During an interview on 4/2/19 at 5:25 pm, the CNO confirmed none of these forms were included in Patient 2's record.
During a telephone interview on 4/2/19 at 4:15 pm, RN E confirmed she cared for Patient 2 in the ED at Hospital A. (This interview was done from the nurse's memory of this patient and she did not have the record to refresh her memory). RN E recalled Patient 2 being dropped off in the ED soaking wet and she complained of being freezing. She said Patient 2 did not say she wanted to hurt herself but said the cops were chasing her, so RN E said they called the police who reported they were not chasing Patient 2. RN E remembered MD F called the Sheriff and when Patient 2 left the ED, in the presence of the Sheriff, she thought Patient 2 was being given a ride home by the Sheriff. She said she thought the Sheriff knew Patient 2 and was giving her a ride home. RN E said she did not know Patient 2 was going to be taken to Hospital C.
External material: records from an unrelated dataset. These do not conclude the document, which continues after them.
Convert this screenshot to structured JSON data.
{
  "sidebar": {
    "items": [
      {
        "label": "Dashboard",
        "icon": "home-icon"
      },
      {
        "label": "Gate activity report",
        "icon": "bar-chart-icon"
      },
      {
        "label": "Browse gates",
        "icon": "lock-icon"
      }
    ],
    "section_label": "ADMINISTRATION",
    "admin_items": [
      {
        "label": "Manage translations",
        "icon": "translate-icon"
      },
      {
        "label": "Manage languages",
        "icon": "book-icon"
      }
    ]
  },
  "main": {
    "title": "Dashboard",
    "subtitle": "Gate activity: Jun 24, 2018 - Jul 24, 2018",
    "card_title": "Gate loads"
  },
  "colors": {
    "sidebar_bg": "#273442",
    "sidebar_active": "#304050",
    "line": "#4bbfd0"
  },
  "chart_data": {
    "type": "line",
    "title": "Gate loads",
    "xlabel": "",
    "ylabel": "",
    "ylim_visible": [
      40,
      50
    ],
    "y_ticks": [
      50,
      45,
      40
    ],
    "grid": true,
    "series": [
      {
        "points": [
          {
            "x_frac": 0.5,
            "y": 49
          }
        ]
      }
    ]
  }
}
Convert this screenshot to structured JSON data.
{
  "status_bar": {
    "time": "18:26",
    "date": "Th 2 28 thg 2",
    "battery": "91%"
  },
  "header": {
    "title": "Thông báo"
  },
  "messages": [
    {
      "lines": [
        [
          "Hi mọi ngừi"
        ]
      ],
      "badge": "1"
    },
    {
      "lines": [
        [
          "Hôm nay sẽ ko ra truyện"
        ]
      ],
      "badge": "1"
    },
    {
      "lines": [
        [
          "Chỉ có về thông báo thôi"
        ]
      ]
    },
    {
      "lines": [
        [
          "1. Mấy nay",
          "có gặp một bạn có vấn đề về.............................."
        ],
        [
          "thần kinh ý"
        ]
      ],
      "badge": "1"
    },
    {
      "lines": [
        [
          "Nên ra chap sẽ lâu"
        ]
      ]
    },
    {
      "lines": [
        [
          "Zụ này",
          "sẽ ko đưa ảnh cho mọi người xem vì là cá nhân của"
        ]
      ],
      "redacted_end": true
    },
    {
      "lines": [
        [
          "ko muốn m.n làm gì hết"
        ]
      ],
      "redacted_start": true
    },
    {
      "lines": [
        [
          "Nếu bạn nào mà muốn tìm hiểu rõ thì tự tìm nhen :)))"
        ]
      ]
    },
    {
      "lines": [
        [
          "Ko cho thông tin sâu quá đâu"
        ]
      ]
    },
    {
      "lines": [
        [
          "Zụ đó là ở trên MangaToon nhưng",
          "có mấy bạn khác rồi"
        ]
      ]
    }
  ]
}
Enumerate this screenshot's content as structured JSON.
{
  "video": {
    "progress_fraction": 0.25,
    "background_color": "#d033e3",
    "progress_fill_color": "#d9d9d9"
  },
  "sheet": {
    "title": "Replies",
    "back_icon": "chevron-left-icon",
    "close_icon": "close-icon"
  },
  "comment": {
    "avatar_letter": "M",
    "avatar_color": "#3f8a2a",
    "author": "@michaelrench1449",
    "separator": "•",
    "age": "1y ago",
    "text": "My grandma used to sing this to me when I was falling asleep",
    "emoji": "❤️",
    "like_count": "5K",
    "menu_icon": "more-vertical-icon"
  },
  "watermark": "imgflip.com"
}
During an interview on 4/3/19 at 10:30 am, MD F confirmed he recalled Patient 2. (This interview was done from the physician's memory of this patient and he did not have the record to refresh his memory). He was the ED physician on duty at Hospital A. He said he called the Sheriff regarding Patient 2. He said, "we were trying to figure out what to do and the Sheriff said he would take her to Hospital C." MD F confirmed Patient 2 was medically stable and said Patient 2 needed a higher level of care for mental health purposes not physical purposes. He confirmed he was aware transfer paperwork was needed for all patients transferred to another hospital and additional paperwork for patients who were a danger to themselves and placed on a 5150 hold. MD explained these forms were done routinely but was not able to explain why the transfer forms were not completed in this case and confirmed there should have been a call to get an accepting ED physician at Hospital C.